E agora? A festa acabou, a luz apagou, o povo sumiu, a noite esfriou, e agora?

Maria dirige, leva sua filha para casa, enquanto ela dorme profundamente no banco de trás. As luzes da cidade de São Paulo refletem no vidro do carro e encobrem o rosto da mulher. Sua cor não se percebe. O rosto de Maria não se fixa, alternando numa cadência exponencial de cores, no ritmo frenético acelerado urbano. Símbolos obscuros se multiplicam. Maria tem mil faces secretas sob a face neutra. Um Eu todo retorcido. O dia de Maria toma conta da alma e dela extrai uma porcentagem. O ar da noite é estritamente necessário para continuar, e continuamos. Certas histórias não se perderam.

Um filme furou o asfalto, o tédio, o nojo e o ódio.
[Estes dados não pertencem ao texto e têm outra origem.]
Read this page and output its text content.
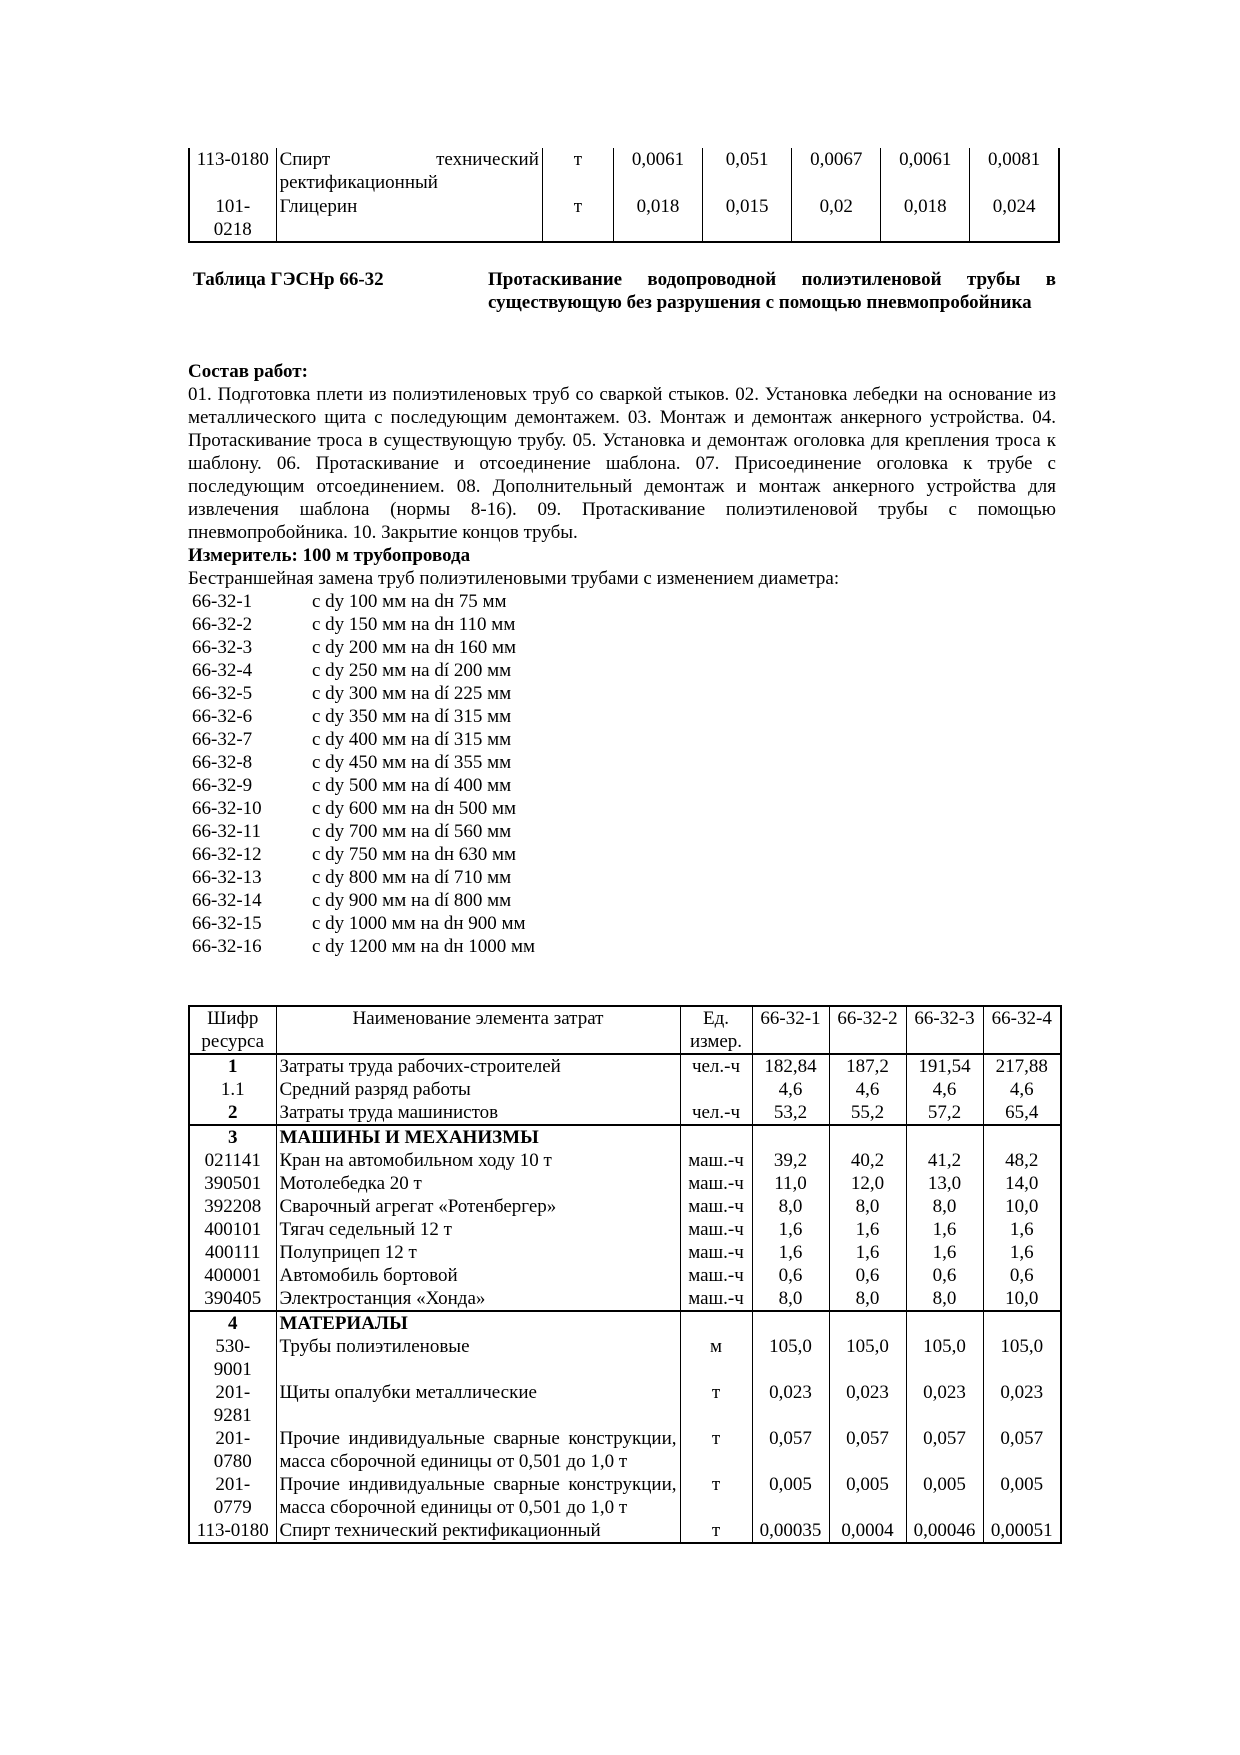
113-0180	Спирт технический ректификационный	т	0,0061	0,051	0,0067	0,0061	0,0081
101-0218	Глицерин	т	0,018	0,015	0,02	0,018	0,024
Таблица ГЭСНр 66-32	Протаскивание водопроводной полиэтиленовой трубы в существующую без разрушения с помощью пневмопробойника

Состав работ:

01. Подготовка плети из полиэтиленовых труб со сваркой стыков. 02. Установка лебедки на основание из металлического щита с последующим демонтажем. 03. Монтаж и демонтаж анкерного устройства. 04. Протаскивание троса в существующую трубу. 05. Установка и демонтаж оголовка для крепления троса к шаблону. 06. Протаскивание и отсоединение шаблона. 07. Присоединение оголовка к трубе с последующим отсоединением. 08. Дополнительный демонтаж и монтаж анкерного устройства для извлечения шаблона (нормы 8-16). 09. Протаскивание полиэтиленовой трубы с помощью пневмопробойника. 10. Закрытие концов трубы.

Измеритель: 100 м трубопровода

Бестраншейная замена труб полиэтиленовыми трубами с изменением диаметра:

66-32-1	с dу 100 мм на dн 75 мм
66-32-2	с dу 150 мм на dн 110 мм
66-32-3	с dу 200 мм на dн 160 мм
66-32-4	с dу 250 мм на dí 200 мм
66-32-5	с dу 300 мм на dí 225 мм
66-32-6	с dу 350 мм на dí 315 мм
66-32-7	с dу 400 мм на dí 315 мм
66-32-8	с dу 450 мм на dí 355 мм
66-32-9	с dу 500 мм на dí 400 мм
66-32-10	с dу 600 мм на dн 500 мм
66-32-11	с dу 700 мм на dí 560 мм
66-32-12	с dу 750 мм на dн 630 мм
66-32-13	с dу 800 мм на dí 710 мм
66-32-14	с dу 900 мм на dí 800 мм
66-32-15	с dу 1000 мм на dн 900 мм
66-32-16	с dу 1200 мм на dн 1000 мм
Шифр ресурса	Наименование элемента затрат	Ед. измер.	66-32-1	66-32-2	66-32-3	66-32-4
1	Затраты труда рабочих-строителей	чел.-ч	182,84	187,2	191,54	217,88
1.1	Средний разряд работы		4,6	4,6	4,6	4,6
2	Затраты труда машинистов	чел.-ч	53,2	55,2	57,2	65,4
3	МАШИНЫ И МЕХАНИЗМЫ					
021141	Кран на автомобильном ходу 10 т	маш.-ч	39,2	40,2	41,2	48,2
390501	Мотолебедка 20 т	маш.-ч	11,0	12,0	13,0	14,0
392208	Сварочный агрегат «Ротенбергер»	маш.-ч	8,0	8,0	8,0	10,0
400101	Тягач седельный 12 т	маш.-ч	1,6	1,6	1,6	1,6
400111	Полуприцеп 12 т	маш.-ч	1,6	1,6	1,6	1,6
400001	Автомобиль бортовой	маш.-ч	0,6	0,6	0,6	0,6
390405	Электростанция «Хонда»	маш.-ч	8,0	8,0	8,0	10,0
4	МАТЕРИАЛЫ					
530-9001	Трубы полиэтиленовые	м	105,0	105,0	105,0	105,0
201-9281	Щиты опалубки металлические	т	0,023	0,023	0,023	0,023
201-0780	Прочие индивидуальные сварные конструкции, масса сборочной единицы от 0,501 до 1,0 т	т	0,057	0,057	0,057	0,057
201-0779	Прочие индивидуальные сварные конструкции, масса сборочной единицы от 0,501 до 1,0 т	т	0,005	0,005	0,005	0,005
113-0180	Спирт технический ректификационный	т	0,00035	0,0004	0,00046	0,00051
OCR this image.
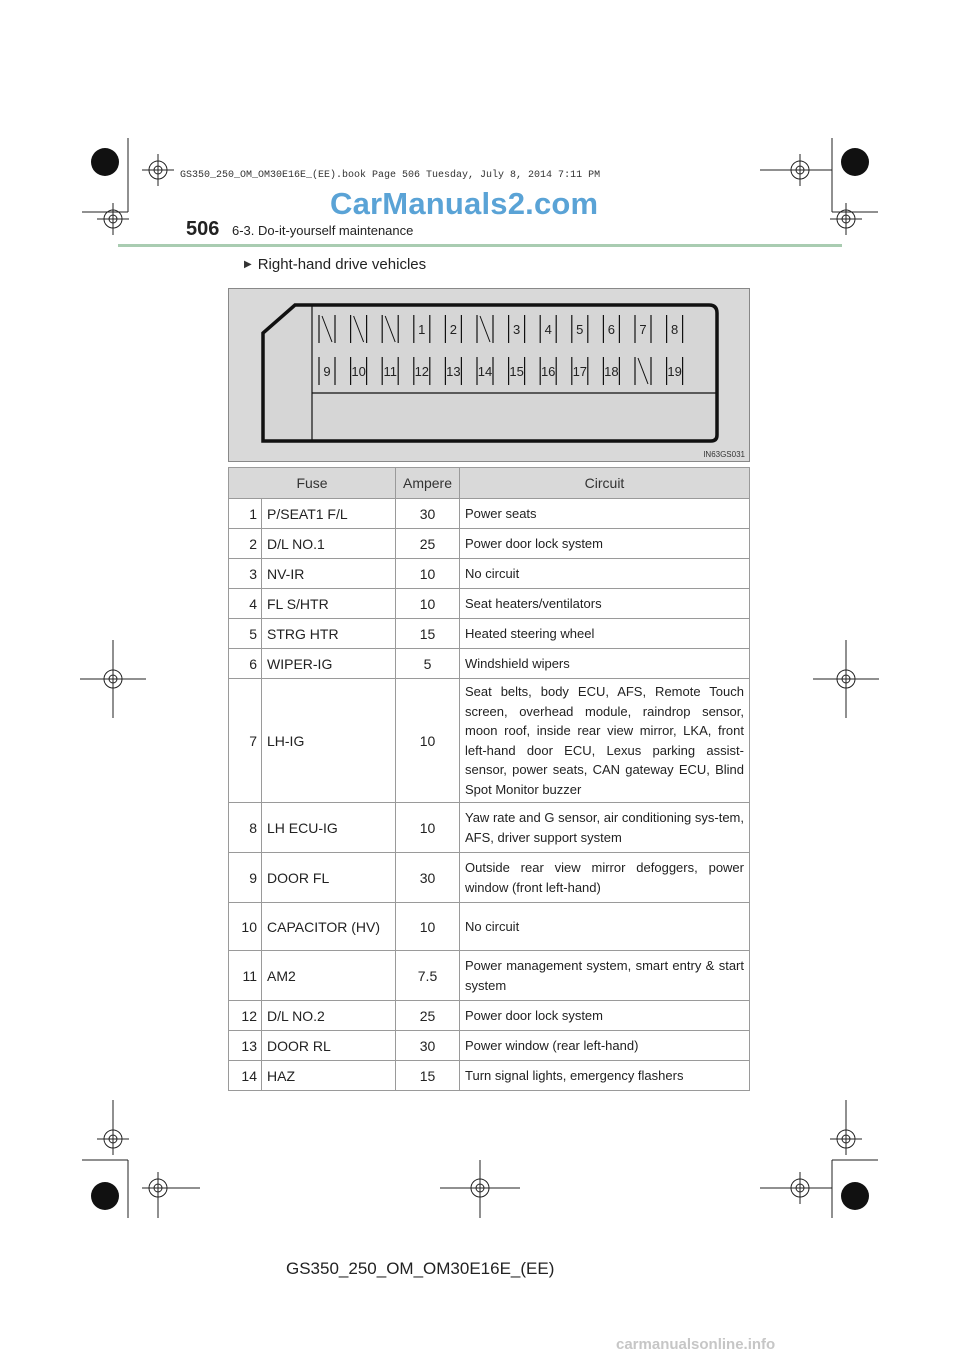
GS350_250_OM_OM30E16E_(EE).book Page 506 Tuesday, July 8, 2014 7:11 PM
CarManuals2.com
506 6-3. Do-it-yourself maintenance
▶ Right-hand drive vehicles
1 2	3 4 5 6 7 8
9 10 11 12 13 14 15 16 17 18	19
IN63GS031
Fuse		Ampere	Circuit
1	P/SEAT1 F/L	30	Power seats
2	D/L NO.1	25	Power door lock system
3	NV-IR	10	No circuit
4	FL S/HTR	10	Seat heaters/ventilators
5	STRG HTR	15	Heated steering wheel
6	WIPER-IG	5	Windshield wipers
7	LH-IG	10	Seat belts, body ECU, AFS, Remote Touch screen, overhead module, raindrop sensor, moon roof, inside rear view mirror, LKA, front left-hand door ECU, Lexus parking assist-sensor, power seats, CAN gateway ECU, Blind Spot Monitor buzzer
8	LH ECU-IG	10	Yaw rate and G sensor, air conditioning sys-tem, AFS, driver support system
9	DOOR FL	30	Outside rear view mirror defoggers, power window (front left-hand)
10	CAPACITOR (HV)	10	No circuit
11	AM2	7.5	Power management system, smart entry & start system
12	D/L NO.2	25	Power door lock system
13	DOOR RL	30	Power window (rear left-hand)
14	HAZ	15	Turn signal lights, emergency flashers
GS350_250_OM_OM30E16E_(EE)
carmanualsonline.info
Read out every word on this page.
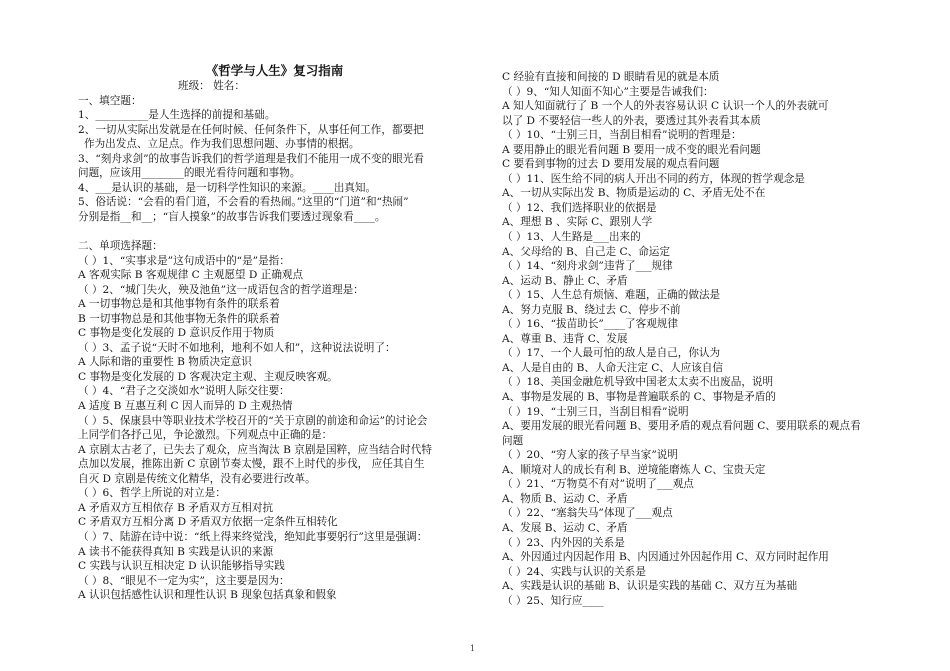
《哲学与人生》复习指南
班级： 姓名：
一、填空题：
1、__________是人生选择的前提和基础。
2、一切从实际出发就是在任何时候、任何条件下，从事任何工作，都要把
作为出发点、立足点。作为我们思想问题、办事情的根据。
3、“刻舟求剑”的故事告诉我们的哲学道理是我们不能用一成不变的眼光看
问题，应该用________的眼光看待问题和事物。
4、___是认识的基础，是一切科学性知识的来源。____出真知。
5、俗话说：“会看的看门道，不会看的看热闹。”这里的“门道”和“热闹”
分别是指__和__；“盲人摸象”的故事告诉我们要透过现象看____。
二、单项选择题：
（ ）1、“实事求是”这句成语中的“是”是指：
A 客观实际 B 客观规律 C 主观愿望 D 正确观点
（ ）2、“城门失火，殃及池鱼”这一成语包含的哲学道理是：
A 一切事物总是和其他事物有条件的联系着
B 一切事物总是和其他事物无条件的联系着
C 事物是变化发展的 D 意识反作用于物质
（ ）3、孟子说“天时不如地利，地利不如人和”，这种说法说明了：
A 人际和谐的重要性 B 物质决定意识
C 事物是变化发展的 D 客观决定主观、主观反映客观。
（ ）4、“君子之交淡如水”说明人际交往要：
A 适度 B 互惠互利 C 因人而异的 D 主观热情
（ ）5、保康县中等职业技术学校召开的“关于京剧的前途和命运”的讨论会
上同学们各抒己见，争论激烈。下列观点中正确的是：
A 京剧太古老了，已失去了观众，应当淘汰 B 京剧是国粹，应当结合时代特
点加以发展，推陈出新 C 京剧节奏太慢，跟不上时代的步伐， 应任其自生
自灭 D 京剧是传统文化精华，没有必要进行改革。
（ ）6、哲学上所说的对立是：
A 矛盾双方互相依存 B 矛盾双方互相对抗
C 矛盾双方互相分离 D 矛盾双方依据一定条件互相转化
（ ）7、陆游在诗中说：“纸上得来终觉浅，绝知此事要躬行”这里是强调：
A 读书不能获得真知 B 实践是认识的来源
C 实践与认识互相决定 D 认识能够指导实践
（ ）8、“眼见不一定为实”，这主要是因为：
A 认识包括感性认识和理性认识 B 现象包括真象和假象
C 经验有直接和间接的 D 眼睛看见的就是本质
（ ）9、“知人知面不知心”主要是告诫我们：
A 知人知面就行了 B 一个人的外表容易认识 C 认识一个人的外表就可
以了 D 不要轻信一些人的外表，要透过其外表看其本质
（ ）10、“士别三日，当刮目相看”说明的哲理是：
A 要用静止的眼光看问题 B 要用一成不变的眼光看问题
C 要看到事物的过去 D 要用发展的观点看问题
（ ）11、医生给不同的病人开出不同的药方，体现的哲学观念是
A、一切从实际出发 B、物质是运动的 C、矛盾无处不在
（ ）12、我们选择职业的依据是
A、理想 B 、实际 C、跟别人学
（ ）13、人生路是___出来的
A、父母给的 B、自己走 C、命运定
（ ）14、“刻舟求剑”违背了___规律
A、运动 B、静止 C、矛盾
（ ）15、人生总有烦恼、难题，正确的做法是
A、努力克服 B、绕过去 C、停步不前
（ ）16、“拔苗助长”____了客观规律
A、尊重 B、违背 C、发展
（ ）17、一个人最可怕的敌人是自己，你认为
A、人是自由的 B、人命天注定 C、人应该自信
（ ）18、美国金融危机导致中国老太太卖不出废品，说明
A、事物是发展的 B、事物是普遍联系的 C、事物是矛盾的
（ ）19、“士别三日，当刮目相看”说明
A、要用发展的眼光看问题 B、要用矛盾的观点看问题 C、要用联系的观点看
问题
（ ）20、“穷人家的孩子早当家”说明
A、顺境对人的成长有利 B、逆境能磨炼人 C、宝贵天定
（ ）21、“万物莫不有对”说明了___观点
A、物质 B、运动 C、矛盾
（ ）22、“塞翁失马”体现了___观点
A、发展 B、运动 C、矛盾
（ ）23、内外因的关系是
A、外因通过内因起作用 B、内因通过外因起作用 C、双方同时起作用
（ ）24、实践与认识的关系是
A、实践是认识的基础 B、认识是实践的基础 C、双方互为基础
（ ）25、知行应____
1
* Essa crítica foi composta por um cotejo de diferentes versos retirados dos poemas: A Flor e a Náusea, José, Idade Madura, Nosso Tempo e Procura da Poesia do poeta Carlos Drummond de Andrade, publicados no livro A Rosa do Povo em 1945. Os versos estão indicados em itálico. O nome da produtora do curta, “A Flor e a Náusea”, o sobrenome e a origem Itabirana da diretora — os mesmos do modernista mineiro — me chamaram a atenção para essa herança poética. No 51o Festival de Brasília do Cinema Brasileiro o curta-metragem foi laureado com os prêmios: Melhor atriz (Maria Leite), Melhor fotografia (Anna Santos — DAFB), Prêmio Abraccine de Melhor Curta-Metragem, Prêmio Aquisição Canal Brasil — Melhor Filme Curta-Metragem.

1. “Morte todas as tardes” in XAVIER, Ismail (ORG) A Experiência do cinema : Antologia. Rio de Janeiro: Edições Graal: Embrafilme, 1983

2. A figuração é feita pela atriz mirim Rillary Rihanna Guedes, uma das revelações do filme.